Even so, Fort Collins was able to cut the suggested timetable for achieving net zero by 15 years. Macro trends such as faster-than-projected cost declines for key technologies such as solar PV, wind and electric transportation, coupled with new financing models, pave the way for accelerated customer adoption. On a local level, Fort Collins can leverage smart urban planning applied to an already-strong growth rate, as well as a business community with a strong environmental conscience.

 

One of the biggest hurdles is funding, and a strategy for addressing that has to do with the fact that Fort Collins owns an electric utility with a collaborative regional power supply partner. According to the Rocky Mountain Institute (RMI), which provided much of the research and analysis that influenced the action plan, “Fort Collins Utilities is already playing a central role enabling distributed investments in the community’s buildings while catalyzing energy efficiency adoption. It recently approved an update to its on-bill financing program that allows unprecedented access and flexibility for financing efficiency, including the ability to allocate costs (with permission) between tenant and landlord, longer financing terms that match the life of the upgrades, lower interest rates, and an easier approval process.
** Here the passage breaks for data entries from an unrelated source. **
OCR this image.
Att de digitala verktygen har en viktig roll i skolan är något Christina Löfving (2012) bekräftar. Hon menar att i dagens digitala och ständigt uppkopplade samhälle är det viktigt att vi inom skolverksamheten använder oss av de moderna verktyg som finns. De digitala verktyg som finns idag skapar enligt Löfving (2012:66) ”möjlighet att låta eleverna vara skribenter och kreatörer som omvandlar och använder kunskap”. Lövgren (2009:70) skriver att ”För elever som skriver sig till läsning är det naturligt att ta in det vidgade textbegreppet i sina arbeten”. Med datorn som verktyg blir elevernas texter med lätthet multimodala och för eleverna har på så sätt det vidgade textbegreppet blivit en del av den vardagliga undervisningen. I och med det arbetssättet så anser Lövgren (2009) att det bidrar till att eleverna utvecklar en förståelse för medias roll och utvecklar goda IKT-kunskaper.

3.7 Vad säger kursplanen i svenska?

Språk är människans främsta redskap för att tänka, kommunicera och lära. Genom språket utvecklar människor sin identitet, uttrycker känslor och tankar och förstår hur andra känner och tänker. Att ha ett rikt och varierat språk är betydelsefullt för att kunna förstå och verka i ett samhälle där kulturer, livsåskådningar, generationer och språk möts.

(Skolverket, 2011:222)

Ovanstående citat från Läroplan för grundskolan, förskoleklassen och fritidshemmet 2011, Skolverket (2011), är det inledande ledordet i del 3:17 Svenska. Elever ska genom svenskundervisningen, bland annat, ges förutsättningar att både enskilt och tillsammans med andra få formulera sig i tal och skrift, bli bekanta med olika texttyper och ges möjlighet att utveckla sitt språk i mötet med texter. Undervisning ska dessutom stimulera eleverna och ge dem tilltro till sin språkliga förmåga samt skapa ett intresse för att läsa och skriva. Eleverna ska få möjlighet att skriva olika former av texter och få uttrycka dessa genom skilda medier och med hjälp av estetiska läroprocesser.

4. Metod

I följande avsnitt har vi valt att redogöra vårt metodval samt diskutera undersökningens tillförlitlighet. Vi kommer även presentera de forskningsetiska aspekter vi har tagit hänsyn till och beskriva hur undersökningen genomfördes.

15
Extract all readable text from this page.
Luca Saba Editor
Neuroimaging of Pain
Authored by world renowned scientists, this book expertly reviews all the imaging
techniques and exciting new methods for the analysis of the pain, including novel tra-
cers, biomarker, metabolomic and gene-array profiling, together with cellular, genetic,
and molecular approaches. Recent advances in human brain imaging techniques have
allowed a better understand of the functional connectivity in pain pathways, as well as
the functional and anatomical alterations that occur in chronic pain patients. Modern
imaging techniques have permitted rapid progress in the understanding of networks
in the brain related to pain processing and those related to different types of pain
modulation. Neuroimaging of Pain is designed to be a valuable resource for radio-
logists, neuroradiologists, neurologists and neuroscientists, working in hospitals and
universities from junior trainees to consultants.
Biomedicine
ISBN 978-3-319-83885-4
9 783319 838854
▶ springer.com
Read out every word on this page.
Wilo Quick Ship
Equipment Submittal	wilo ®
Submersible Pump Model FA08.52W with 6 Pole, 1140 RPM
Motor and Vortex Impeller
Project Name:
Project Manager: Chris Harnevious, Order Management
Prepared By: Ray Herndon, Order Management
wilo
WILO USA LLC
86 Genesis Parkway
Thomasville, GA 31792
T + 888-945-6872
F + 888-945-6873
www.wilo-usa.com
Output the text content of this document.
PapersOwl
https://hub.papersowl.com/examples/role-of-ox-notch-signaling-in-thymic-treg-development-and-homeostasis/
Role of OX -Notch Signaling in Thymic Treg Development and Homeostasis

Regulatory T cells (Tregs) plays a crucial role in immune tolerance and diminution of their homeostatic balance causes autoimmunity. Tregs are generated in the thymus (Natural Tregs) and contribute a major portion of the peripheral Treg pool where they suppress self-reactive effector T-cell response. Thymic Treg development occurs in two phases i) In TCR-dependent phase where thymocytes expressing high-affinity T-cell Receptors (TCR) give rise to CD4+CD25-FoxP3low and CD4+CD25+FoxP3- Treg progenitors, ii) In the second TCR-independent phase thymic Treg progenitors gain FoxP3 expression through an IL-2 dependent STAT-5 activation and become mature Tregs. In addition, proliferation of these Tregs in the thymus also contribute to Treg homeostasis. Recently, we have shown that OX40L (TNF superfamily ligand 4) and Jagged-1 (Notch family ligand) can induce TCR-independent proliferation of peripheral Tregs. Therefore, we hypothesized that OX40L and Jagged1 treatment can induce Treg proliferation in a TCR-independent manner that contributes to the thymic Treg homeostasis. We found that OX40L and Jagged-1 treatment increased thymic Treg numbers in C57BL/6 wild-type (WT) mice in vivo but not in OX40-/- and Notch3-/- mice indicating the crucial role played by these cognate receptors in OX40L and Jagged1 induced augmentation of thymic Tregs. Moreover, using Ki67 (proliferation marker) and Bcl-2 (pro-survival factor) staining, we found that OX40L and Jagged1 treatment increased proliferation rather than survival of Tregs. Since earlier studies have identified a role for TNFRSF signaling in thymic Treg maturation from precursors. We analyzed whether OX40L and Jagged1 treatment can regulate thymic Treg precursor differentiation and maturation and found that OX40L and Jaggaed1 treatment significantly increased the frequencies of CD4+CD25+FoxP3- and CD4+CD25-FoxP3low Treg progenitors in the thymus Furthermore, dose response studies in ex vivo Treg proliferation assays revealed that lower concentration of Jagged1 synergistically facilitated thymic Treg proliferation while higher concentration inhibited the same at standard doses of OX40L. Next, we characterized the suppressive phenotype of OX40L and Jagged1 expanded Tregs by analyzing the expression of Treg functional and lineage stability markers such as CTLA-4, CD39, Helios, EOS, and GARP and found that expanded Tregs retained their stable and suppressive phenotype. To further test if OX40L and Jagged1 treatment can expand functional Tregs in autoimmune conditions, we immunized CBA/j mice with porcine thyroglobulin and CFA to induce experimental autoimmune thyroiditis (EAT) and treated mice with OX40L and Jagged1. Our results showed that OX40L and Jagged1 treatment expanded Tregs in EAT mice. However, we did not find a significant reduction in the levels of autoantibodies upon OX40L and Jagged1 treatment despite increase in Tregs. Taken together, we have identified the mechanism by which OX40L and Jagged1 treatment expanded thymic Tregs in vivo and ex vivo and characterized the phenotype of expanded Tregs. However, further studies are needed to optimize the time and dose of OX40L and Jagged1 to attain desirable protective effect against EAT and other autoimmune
A more ambitious approach being considered—the integrated utility service model developed with RMI’s support—would allow the utility to centrally deliver energy services (efficiency, distributed renewables, and value-added services) in the same way it currently delivers electricity: at scales that will achieve cost savings, with high-quality service, and be paid for on customers’ electricity bills. This approach, if adopted, could allow the utility to diversify its business model while providing new services to customers and playing a pivotal role in the community’s energy transition.”

 

In brief, here are the essential tactics Fort Collins is depending on to meet its 2030 deadline:

 

  • Reduce building emissions by 40 percent through greater efficiency and distributed solar adoption
  • Reduce carbon emissions from the utility electricity system by 79 percent from 2005 levels
  • Reduce transportation carbon emissions by 57 percent from 2005 levels
  • Create a zero-waste community

 

While the above tactics are site-specific, if you looking to learn from Fort Collins’ approach to achieving far-reaching goals, here are the four core building blocks of their strategy.

 

  • A collaborative goal-setting process that engages community participation, dialogue, and engagement.
  • Creation of a new electric utility business paradigm to effectively finance and deliver energy efficiency services and support greater investment in distributed resources.
  • A comprehensive set of implementation strategies designed to achieve landmark levels of adoption of efficient and clean technologies in buildings, transportation, and other sectors—as well as the required behavioral changes necessary to realize savings.
  • Rapid scaling of key approaches and technologies to drive down costs.

 

Impressively, Fort Collins has set a new standard for community climate action. The city may even trigger the 100th monkey effect—the sudden spontaneous and mysterious leap of consciousness achieved when an allegedly "critical mass" point is reached. Through its bold commitment, Fort Collins underscores the point that net zero is no longer just a dream—it can actually constitute an action plan.